AI-Powered Deepfake Detection Using CNN and Vision Transformer Architectures
Sifatullah Sheikh Urmi , Kirtonia Nuzath Tabassum Arthi , Md Al-Imran
Published on arXiv
2601.01281
Output Integrity Attack
OWASP ML Top 10 — ML09
Key Finding
VFDNET achieved superior deepfake detection accuracy among four evaluated architectures, with MobileNetV3 offering the best efficiency trade-off.
VFDNET
Novel technique introduced
The increasing use of artificial intelligence generated deepfakes creates major challenges in maintaining digital authenticity.
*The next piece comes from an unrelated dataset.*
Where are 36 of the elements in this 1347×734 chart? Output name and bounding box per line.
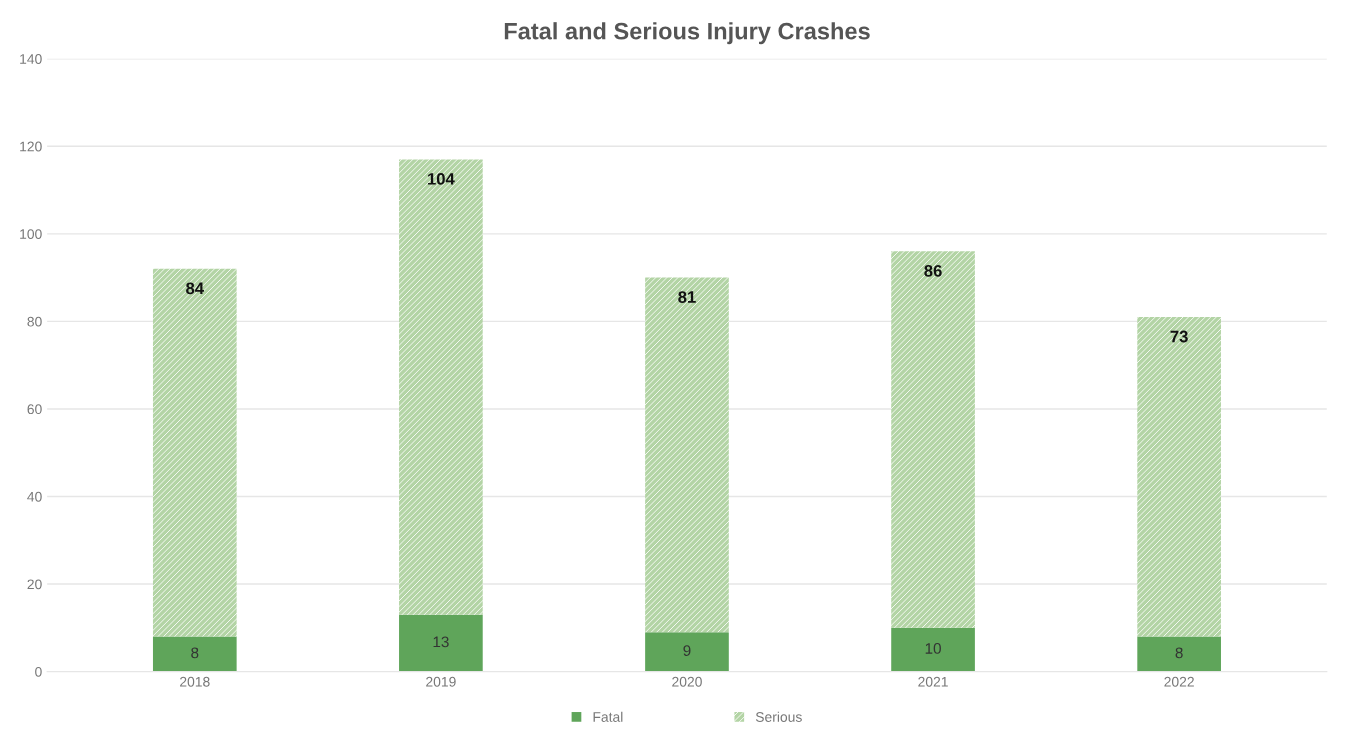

Four AI-based models, consisting of three CNNs and one Vision Transformer, were evaluated using large face image datasets. Data preprocessing and augmentation techniques improved model performance across different scenarios. VFDNET demonstrated superior accuracy with MobileNetV3, showing efficient performance, thereby demonstrating AI's capabilities for dependable deepfake detection.
Key Contributions
- Comparative evaluation of DFCNET, MobileNetV3, ResNet50, and VFDNET for binary real/fake face classification
- Preprocessing and augmentation pipeline (normalization, rotation, scaling, histogram equalization) to improve generalization
- Empirical finding that VFDNET achieves highest accuracy while MobileNetV3 offers efficient performance
🛡️ Threat Analysis
Paper evaluates models for detecting AI-generated deepfake face images — directly addressing output integrity and content authenticity, the core concern of ML09.